Sure, the news cycle would soon move on to another photo of Ed Miliband eating a humous bagette or donating 43p to a prostitute. The national mourning wouldn't last long, just as it hasn't for David Haines or Alan Henning. But no prayer floating up to heaven on any wing would easily repair the reputational damage. The wound would bleed for a year. Respect for the Archbishop of Canterbury would dissipate; reverence for the Church of England would fade away. You could kiss goodbye to hopes of spiritual renewal and visionary monkish communities based at Lambeth Palace: what sort of 'Religious Life' chants Taize choruses while a living saint is slaughtered?

"Bring me the head of the Vicar of Baghdad," demands Abu Bakr al-Baghdadi, the self-styled Caliph of the Islamic State. And there it is, served up on a silver platter via TwitPic: a hero of the Faith martyred for want of 0.7% of the CofE's total securities, bonds and shares. It doesn't bear thinking about.

But we must go on thinking, praying and doing all we can to help those of our brothers and sisters who remain. The statistics have been reeled off so frequently there is almost a quantitative blindness to the scale of the passion. "In 1991 there were 1.5m Christians in Iraq. Today there may be as few as 300,000. In Syria and Egypt, in places where there have been churches for almost two millennia, Christians are being persecuted and killed and their places of worship destroyed," Glancy reminds us.

Has the West done enough to prevent the destruction of an ancient civilisation, the cradle of its own faith? No. "They haven't really, have they? They haven't taken seriously the destruction of the community. I've always said, 'These are our people. We are Christians. And so are they.'"

White compares the current crisis to the First Arab-Israeli War in 1948, which all but ended Jewish life across much of the Middle East. Hundreds of thousands of Jews left their ancient communities, where they were no longer welcome because of the hatred directed towards the Jewish state.

And how is the Vicar of Baghdad finding life in England?

"People here are not waking up and listening to the reality of what is going on. It is a life-and-death situation, and it is the life and death of our people. Here we are sitting in green country England where many people go to church on Sunday. But it's a different world. Their biggest question is: 'Should I have fish or chicken for lunch?' "
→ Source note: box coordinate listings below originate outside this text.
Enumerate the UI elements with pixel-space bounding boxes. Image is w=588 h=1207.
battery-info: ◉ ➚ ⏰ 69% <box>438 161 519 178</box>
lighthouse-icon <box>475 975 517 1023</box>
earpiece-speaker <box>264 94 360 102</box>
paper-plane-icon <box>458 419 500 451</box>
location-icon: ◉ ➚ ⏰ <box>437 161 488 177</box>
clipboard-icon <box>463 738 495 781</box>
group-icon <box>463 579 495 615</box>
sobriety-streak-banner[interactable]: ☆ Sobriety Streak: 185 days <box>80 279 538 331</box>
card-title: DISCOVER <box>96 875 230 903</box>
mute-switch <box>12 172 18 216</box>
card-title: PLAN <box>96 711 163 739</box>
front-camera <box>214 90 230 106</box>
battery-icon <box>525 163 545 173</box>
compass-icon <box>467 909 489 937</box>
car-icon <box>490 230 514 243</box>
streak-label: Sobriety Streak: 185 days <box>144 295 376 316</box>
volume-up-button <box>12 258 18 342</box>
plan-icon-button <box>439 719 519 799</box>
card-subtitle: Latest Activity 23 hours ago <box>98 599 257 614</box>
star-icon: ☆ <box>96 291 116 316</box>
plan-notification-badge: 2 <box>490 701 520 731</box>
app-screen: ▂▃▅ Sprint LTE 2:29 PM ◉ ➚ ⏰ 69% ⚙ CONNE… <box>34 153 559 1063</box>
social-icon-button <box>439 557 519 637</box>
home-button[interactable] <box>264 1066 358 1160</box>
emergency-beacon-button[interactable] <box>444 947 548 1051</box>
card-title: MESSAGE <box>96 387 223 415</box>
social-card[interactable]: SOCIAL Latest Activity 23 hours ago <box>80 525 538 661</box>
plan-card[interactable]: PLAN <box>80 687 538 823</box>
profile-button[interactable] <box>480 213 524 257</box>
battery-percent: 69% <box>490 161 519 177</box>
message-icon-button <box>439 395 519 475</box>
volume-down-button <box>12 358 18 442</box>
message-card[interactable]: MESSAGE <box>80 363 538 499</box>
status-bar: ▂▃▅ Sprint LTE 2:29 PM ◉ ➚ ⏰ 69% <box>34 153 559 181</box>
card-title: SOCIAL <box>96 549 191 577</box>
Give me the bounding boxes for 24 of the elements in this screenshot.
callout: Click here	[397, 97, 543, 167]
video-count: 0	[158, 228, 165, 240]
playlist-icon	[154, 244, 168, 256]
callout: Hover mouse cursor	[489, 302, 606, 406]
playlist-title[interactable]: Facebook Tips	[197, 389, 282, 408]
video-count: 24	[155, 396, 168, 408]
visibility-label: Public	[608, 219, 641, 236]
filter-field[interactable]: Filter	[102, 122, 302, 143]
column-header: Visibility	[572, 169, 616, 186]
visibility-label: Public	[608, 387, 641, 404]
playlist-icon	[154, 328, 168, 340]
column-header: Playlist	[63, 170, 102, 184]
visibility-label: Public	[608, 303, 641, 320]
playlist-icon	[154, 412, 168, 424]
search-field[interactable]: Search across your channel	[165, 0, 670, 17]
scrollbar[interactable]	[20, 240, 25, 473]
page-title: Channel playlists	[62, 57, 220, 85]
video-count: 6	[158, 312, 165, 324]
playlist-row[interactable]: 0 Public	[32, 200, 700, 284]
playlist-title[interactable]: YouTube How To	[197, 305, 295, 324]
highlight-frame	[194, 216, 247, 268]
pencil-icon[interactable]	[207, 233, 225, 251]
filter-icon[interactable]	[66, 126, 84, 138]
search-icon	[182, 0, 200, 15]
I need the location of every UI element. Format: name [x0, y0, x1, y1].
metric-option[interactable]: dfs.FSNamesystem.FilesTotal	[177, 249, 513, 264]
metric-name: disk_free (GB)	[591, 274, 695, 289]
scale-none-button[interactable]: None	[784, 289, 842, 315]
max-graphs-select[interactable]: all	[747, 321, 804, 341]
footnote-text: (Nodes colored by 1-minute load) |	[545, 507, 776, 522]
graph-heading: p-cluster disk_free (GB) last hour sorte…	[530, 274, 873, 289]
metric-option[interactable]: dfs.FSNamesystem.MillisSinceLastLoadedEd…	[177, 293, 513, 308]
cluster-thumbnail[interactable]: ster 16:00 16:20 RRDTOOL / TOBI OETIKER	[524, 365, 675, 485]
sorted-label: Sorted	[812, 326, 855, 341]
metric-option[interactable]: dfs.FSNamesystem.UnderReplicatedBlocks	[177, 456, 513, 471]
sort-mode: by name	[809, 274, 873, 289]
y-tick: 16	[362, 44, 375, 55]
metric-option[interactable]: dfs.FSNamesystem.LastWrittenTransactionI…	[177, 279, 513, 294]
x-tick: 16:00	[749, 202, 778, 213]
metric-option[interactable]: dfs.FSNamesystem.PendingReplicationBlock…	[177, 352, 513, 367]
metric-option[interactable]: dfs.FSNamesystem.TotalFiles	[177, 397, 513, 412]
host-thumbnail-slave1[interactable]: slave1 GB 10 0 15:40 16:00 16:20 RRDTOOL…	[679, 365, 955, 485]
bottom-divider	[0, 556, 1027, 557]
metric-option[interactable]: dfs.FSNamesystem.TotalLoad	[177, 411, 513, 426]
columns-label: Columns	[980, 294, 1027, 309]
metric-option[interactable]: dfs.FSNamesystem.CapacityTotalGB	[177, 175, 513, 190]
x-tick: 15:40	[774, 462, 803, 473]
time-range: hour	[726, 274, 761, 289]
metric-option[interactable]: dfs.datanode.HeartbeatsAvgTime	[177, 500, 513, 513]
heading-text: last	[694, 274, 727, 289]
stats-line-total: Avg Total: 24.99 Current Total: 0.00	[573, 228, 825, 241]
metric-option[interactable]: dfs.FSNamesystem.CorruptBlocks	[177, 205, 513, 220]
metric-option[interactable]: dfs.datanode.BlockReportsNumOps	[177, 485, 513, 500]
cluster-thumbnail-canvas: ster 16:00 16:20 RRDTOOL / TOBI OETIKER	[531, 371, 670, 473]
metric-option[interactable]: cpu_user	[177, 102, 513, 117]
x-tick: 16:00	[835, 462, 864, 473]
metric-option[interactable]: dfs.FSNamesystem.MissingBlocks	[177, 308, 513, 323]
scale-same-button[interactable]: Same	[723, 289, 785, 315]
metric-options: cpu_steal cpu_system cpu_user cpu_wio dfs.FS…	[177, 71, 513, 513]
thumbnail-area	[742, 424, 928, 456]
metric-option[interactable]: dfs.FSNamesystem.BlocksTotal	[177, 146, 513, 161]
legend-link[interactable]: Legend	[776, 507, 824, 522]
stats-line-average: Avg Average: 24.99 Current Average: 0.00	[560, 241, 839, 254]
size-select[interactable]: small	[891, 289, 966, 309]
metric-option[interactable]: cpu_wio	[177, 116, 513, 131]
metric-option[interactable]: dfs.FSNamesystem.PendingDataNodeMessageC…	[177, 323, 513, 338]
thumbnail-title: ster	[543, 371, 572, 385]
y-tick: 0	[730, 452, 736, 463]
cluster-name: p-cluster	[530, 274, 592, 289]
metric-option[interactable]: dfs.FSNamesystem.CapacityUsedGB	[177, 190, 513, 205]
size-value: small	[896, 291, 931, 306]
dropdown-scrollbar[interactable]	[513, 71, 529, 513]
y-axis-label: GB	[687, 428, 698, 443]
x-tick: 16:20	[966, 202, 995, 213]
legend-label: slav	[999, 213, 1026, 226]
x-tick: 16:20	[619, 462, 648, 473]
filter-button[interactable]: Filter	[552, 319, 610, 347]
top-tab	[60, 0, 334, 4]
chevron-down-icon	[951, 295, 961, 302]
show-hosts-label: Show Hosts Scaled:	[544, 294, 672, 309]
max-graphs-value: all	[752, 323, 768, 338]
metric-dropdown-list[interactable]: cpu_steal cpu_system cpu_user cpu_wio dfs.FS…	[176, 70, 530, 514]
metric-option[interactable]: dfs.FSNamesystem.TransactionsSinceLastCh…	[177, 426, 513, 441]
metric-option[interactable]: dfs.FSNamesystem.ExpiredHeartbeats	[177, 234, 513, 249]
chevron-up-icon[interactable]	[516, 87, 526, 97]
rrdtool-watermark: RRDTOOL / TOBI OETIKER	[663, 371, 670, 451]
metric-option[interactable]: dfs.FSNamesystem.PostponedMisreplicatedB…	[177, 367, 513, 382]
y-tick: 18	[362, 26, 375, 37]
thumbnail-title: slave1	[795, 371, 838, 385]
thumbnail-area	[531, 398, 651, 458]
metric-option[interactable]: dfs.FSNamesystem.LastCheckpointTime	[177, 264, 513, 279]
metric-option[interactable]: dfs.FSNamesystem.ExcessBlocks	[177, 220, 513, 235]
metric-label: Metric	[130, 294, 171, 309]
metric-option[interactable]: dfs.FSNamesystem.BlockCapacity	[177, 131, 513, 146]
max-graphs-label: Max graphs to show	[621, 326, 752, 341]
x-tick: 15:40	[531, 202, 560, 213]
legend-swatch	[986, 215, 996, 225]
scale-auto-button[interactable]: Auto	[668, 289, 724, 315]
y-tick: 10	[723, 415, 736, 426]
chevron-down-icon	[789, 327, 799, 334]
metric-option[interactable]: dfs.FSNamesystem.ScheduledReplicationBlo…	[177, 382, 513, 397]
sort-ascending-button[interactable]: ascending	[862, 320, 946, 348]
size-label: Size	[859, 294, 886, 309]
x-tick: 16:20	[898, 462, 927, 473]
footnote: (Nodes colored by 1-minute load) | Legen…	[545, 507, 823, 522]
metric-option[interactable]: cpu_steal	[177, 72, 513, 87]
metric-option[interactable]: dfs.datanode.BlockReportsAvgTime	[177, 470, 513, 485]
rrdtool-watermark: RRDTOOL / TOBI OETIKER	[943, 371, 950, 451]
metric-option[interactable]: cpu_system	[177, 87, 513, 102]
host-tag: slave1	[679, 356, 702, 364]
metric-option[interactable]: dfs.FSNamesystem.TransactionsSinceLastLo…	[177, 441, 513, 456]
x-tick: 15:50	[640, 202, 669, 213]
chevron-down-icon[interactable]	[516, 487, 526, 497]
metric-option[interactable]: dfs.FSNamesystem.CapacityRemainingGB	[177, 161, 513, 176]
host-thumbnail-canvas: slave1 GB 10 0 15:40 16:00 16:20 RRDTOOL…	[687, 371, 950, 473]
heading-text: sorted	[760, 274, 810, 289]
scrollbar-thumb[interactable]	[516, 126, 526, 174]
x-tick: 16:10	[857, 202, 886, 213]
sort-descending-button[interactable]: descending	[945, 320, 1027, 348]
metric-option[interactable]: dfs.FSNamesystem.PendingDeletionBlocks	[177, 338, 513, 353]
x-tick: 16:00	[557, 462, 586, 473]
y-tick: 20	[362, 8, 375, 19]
Quite. Like Justin Welby, Andrew White has been kidnapped and held at gunpoint. They said their prayers, phoned their loved ones and prepared their souls for death. They both must have thought many times "What if..?". Is their mission foolhardy? Are their efforts wise and discerning or harebrained? Is their vocation of God?

Having been imprisoned in a room "with lots of cut-off fingers and toes", Canon Andrew White must keep his head and maintain his voice. Not because he believes his life to be worth more than any of those who remain in Iraq. But because he reminds us prophetically that we are called to be crucified every day with Christ and to share in the suffering of others. They are our severed fingers and toes that are strewn across the floor. It is our agony and grief you can hear in the desert sands. And it is our weeping, wailing and mourning that echoes throughout the entire Middle East.